En décembre 2017, l’association HOP (Halte à l’obsolescence programmée) porta plainte contre Apple afin de dénoncer les ralentissements et autres dysfonctionnements de certains modèles d’iPhones occasionnés par des mises à jour du système d’exploitation iOS.

En janvier 2018, le Parquet de Paris demanda en conséquence à la direction générale de la concurrence, de la consommation et de la répression des fraudes (DGCCRF) d’enquêter.

Le Service National des Enquêtes transmit au Parquet de Paris ses conclusions en 2019.

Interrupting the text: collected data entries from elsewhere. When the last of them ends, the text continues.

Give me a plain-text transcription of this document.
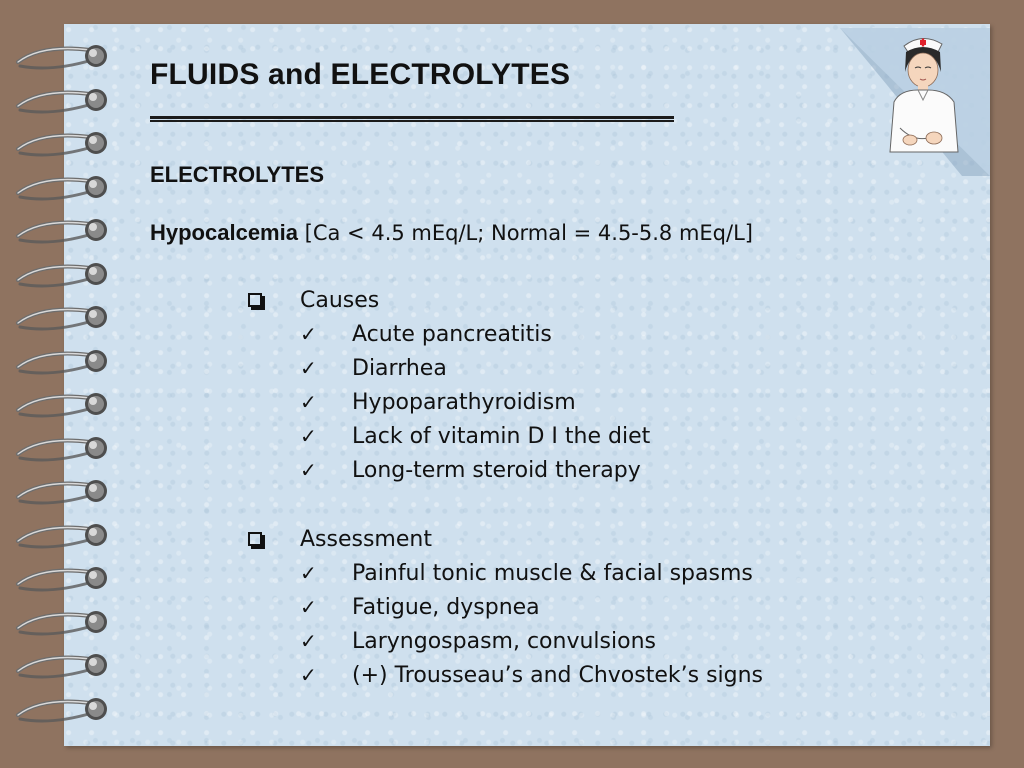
FLUIDS and ELECTROLYTES
ELECTROLYTES
Hypocalcemia [Ca < 4.5 mEq/L; Normal = 4.5-5.8 mEq/L]
Causes
✓ Acute pancreatitis
✓ Diarrhea
✓ Hypoparathyroidism
✓ Lack of vitamin D I the diet
✓ Long-term steroid therapy
Assessment
✓ Painful tonic muscle & facial spasms
✓ Fatigue, dyspnea
✓ Laryngospasm, convulsions
✓ (+) Trousseau’s and Chvostek’s signs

Il montra que les mises à jour 10.2.1 et 11.2 d’iOS étaient susceptibles de conduire à un ralentissement du fonctionnement d’un iPhone 6, SE ou 7* ; qu’Apple n’avait pas informé les utilisateurs ; et qu’il était impossible de revenir à la version précédente.

Ces mises à jour furent mises à disposition au moment des lancements de l’iPhone 8, puis de l’iPhone X, ce qui conduit, d’après HOP, de nombreux utilisateurs à remplacer leur appareil, pour un impact environnemental lourd.

Depuis la loi n° 2015-992 du 17 août 2015 relative à la transition énergétique pour la croissance verte, il est illégale pour une entreprise de réduire délibérément la vie d’un produit afin d’inciter le consommateur à acheter un produit de remplacement.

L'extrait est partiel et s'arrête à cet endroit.